Brooks is also a player that’s peaking. He’s stepped it up since conference play began. In retrospect, Oregon’s December 28 upset of UCLA was a harbinger of league play. Brooks led the way with 23 points, the other starters were all in double-figures and the Ducks pulled out an 89-87 win.

You can also look at Oregon’s recent history in NCAA Tournament play and see a team on the verge of a breakthrough. Head coach Dana Altman has taken this team into March Madness each of the last four years. He’s made it out of the first weekend twice. In the other two years, his team gave an eventual Final Four team (Wisconsin in 2014 and 2015) all they could handle. Last year, the Ducks were a 1-seed and made the Elite Eight before losing to Oklahoma. The Final Four is a logical next step in the program trajectory.
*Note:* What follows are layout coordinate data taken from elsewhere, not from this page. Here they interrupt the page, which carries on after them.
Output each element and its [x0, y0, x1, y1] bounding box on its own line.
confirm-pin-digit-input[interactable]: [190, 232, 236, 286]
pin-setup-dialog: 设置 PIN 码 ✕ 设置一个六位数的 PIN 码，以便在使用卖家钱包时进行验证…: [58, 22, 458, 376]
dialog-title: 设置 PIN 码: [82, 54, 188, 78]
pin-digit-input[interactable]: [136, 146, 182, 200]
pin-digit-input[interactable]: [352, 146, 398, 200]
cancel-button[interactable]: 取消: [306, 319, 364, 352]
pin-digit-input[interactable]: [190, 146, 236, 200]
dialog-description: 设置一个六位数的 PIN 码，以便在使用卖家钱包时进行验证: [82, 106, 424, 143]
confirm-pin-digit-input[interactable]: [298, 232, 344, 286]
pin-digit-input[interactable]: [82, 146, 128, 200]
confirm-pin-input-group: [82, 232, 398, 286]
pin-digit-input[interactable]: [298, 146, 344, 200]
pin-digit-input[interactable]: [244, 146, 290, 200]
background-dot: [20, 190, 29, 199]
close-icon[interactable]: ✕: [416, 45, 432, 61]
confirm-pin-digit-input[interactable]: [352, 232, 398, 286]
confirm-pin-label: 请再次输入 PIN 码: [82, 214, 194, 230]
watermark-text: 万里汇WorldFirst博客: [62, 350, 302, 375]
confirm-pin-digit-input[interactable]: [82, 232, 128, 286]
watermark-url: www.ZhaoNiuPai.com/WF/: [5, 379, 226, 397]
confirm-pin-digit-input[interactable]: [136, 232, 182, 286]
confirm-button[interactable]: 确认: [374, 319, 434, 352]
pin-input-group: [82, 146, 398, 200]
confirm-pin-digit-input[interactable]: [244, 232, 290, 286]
So given all that, what’s the problem? It boils down to the fact Oregon is not exactly a secret in the betting market. The price for the Ducks to win a national championship is a relatively short 12-1, a figure that would make them the eighth-best team in the country. They might well be just that and more, but it’s no longer ahead of the curve to be on Oregon. And that’s translated into a pedestrian 13-10 ATS mark for the season, including a particularly mediocre 9-8 at home. Las Vegas seems to have a good handle on who the Ducks are.

There’s also reasons to be concerned in a purely basketball sense. The wins over UCLA and Oregon were impressive, but also the only noteworthy moments in a relatively soft schedule.

We’ll learn more about Oregon down the stretch. They play five of their final seven regular season games on the road and it starts Thursday with a showcase game at a UCLA team that will have revenge on its mind. Watch carefully.